16) \(\displaystyle \lim_{x→0}x^2\cos(2πx)=0\)
- Answer
- Since \(−1≤\cos(2πx)≤1\), then \(−x^2≤x^2\cos(2πx)≤x^2\). Since \(\displaystyle \lim_{x→0}x^2=0=\lim_{x→0}−x^2\), it follows that \(\displaystyle \lim_{x→0}x^2\cos(2πx)=0\).
17) \(\displaystyle \lim_{x→0}x^3\sin\left(\frac{π}{x}\right)=0\)
18) Determine the domain such that the function \(f(x)=\sqrt{x−2}+xe^x\) is continuous over its domain.
- Answer
- \([2,∞]\)
In exercises 19 - 20, determine the value of \(c\) such that the function remains continuous. Draw your resulting function to ensure it is continuous.
19) \(f(x)=\begin{cases}x^2+1, & \text{if } x>c\\2^x, & \text{if } x≤c\end{cases}\)
20) \(f(x)=\begin{cases}\sqrt{x+1}, & \text{if } x>−1\\x^2+c, & \text{if } x≤−1\end{cases}\)
In exercises 21 - 22, use the precise definition of limit to prove the limit.
21) \(\displaystyle \lim_{x→1}\,(8x+16)=24\)
22) \(\displaystyle \lim_{x→0}x^3=0\)
- Answer
- \(δ=\sqrt[3]{ε}\)
23) A ball is thrown into the air and the vertical position is given by \(x(t)=−4.9t^2+25t+5\). Use the Intermediate Value Theorem to show that the ball must land on the ground sometime between 5 sec and 6 sec after the throw.

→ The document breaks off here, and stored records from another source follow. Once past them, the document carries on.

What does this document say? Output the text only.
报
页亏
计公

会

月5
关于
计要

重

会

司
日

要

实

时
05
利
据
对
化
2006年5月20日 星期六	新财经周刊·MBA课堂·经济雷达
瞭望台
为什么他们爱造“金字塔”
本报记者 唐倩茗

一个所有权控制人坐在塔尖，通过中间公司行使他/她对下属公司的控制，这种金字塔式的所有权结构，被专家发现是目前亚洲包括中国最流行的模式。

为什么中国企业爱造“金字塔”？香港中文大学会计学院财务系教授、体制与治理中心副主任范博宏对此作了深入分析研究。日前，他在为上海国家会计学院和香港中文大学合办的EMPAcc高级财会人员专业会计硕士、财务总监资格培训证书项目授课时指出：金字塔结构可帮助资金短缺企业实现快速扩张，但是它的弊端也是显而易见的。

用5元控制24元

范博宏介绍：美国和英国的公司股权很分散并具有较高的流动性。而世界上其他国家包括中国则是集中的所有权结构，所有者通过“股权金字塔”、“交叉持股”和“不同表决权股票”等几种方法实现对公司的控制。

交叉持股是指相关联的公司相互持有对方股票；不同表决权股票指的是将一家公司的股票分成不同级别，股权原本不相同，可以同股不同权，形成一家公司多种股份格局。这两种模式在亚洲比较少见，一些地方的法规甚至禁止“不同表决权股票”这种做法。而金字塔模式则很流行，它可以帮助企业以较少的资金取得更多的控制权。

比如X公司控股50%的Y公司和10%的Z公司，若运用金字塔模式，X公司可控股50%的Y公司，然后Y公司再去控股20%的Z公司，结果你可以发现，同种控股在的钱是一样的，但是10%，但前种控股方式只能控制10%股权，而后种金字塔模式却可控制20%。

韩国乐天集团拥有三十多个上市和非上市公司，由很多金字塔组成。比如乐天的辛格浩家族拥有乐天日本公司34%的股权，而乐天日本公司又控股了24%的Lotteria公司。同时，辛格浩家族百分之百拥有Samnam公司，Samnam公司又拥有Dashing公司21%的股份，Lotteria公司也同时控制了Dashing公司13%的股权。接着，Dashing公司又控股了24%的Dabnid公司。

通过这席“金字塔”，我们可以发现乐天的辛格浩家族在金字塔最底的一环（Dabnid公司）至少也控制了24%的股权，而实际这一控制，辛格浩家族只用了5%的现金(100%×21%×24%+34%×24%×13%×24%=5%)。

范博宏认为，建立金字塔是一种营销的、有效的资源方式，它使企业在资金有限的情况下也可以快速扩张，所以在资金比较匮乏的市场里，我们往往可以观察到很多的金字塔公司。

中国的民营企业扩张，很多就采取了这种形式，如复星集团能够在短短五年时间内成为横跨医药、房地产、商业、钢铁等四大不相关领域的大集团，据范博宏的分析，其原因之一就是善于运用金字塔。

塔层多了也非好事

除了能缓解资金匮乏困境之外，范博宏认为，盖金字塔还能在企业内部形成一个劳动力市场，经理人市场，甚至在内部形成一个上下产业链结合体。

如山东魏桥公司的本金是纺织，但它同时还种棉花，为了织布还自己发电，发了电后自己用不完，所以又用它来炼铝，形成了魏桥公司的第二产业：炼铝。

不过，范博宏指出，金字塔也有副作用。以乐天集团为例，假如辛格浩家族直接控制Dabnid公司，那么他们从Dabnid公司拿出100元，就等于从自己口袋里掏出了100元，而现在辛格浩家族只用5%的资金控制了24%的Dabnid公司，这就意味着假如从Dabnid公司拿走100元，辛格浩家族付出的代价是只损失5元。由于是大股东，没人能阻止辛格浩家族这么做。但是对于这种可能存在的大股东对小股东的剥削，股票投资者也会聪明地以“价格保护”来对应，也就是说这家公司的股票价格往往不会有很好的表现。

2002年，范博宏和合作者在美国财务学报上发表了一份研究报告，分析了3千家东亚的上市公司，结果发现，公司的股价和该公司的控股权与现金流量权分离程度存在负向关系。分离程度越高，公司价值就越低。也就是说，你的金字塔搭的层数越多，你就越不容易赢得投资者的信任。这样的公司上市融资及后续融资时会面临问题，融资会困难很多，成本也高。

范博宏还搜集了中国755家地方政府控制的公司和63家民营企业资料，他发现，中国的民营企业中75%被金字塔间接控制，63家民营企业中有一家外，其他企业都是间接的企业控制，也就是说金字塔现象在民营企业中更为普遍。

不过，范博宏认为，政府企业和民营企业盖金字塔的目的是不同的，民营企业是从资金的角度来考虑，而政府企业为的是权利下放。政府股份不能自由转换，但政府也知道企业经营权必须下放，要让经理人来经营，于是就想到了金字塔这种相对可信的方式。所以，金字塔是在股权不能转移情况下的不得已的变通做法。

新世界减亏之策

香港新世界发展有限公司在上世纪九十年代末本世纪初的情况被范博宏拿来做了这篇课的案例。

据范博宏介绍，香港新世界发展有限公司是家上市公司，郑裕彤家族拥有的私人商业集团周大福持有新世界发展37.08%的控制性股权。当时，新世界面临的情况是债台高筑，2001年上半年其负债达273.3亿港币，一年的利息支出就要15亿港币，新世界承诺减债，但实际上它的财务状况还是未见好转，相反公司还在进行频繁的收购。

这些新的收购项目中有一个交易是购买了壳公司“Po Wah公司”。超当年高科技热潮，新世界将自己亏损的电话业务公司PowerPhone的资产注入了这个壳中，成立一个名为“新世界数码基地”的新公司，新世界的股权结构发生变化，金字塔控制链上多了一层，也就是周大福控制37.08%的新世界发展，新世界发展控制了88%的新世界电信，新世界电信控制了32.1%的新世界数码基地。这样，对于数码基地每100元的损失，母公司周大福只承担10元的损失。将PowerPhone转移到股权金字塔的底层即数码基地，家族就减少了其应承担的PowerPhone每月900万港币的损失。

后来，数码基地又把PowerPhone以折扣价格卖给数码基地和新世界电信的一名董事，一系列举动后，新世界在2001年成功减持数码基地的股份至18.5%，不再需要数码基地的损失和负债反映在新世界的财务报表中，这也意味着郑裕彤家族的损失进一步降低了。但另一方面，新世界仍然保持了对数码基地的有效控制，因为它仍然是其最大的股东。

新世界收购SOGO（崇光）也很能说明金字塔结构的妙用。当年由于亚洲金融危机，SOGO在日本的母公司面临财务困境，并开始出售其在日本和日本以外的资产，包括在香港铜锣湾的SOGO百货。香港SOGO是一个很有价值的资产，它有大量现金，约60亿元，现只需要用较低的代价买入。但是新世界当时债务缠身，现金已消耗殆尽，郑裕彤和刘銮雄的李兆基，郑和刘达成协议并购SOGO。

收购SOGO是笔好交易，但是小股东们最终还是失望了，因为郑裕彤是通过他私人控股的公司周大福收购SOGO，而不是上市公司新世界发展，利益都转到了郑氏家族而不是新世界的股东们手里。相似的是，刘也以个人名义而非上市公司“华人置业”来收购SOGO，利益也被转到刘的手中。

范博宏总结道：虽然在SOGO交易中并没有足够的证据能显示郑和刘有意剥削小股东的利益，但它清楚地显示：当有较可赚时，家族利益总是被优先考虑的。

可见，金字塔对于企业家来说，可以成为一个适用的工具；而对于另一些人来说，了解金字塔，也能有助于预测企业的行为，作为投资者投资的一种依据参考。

24) A particle moving along a line has a displacement according to the function \(x(t)=t^2−2t+4\), where \(x\) is measured in meters and \(t\) is measured in seconds. Find the average velocity over the time period \(t=[0,2]\).
- Answer
- \(0\) m/sec
25) From the previous exercises, estimate the instantaneous velocity at \(t=2\) by checking the average velocity within \(t=0.01\) sec.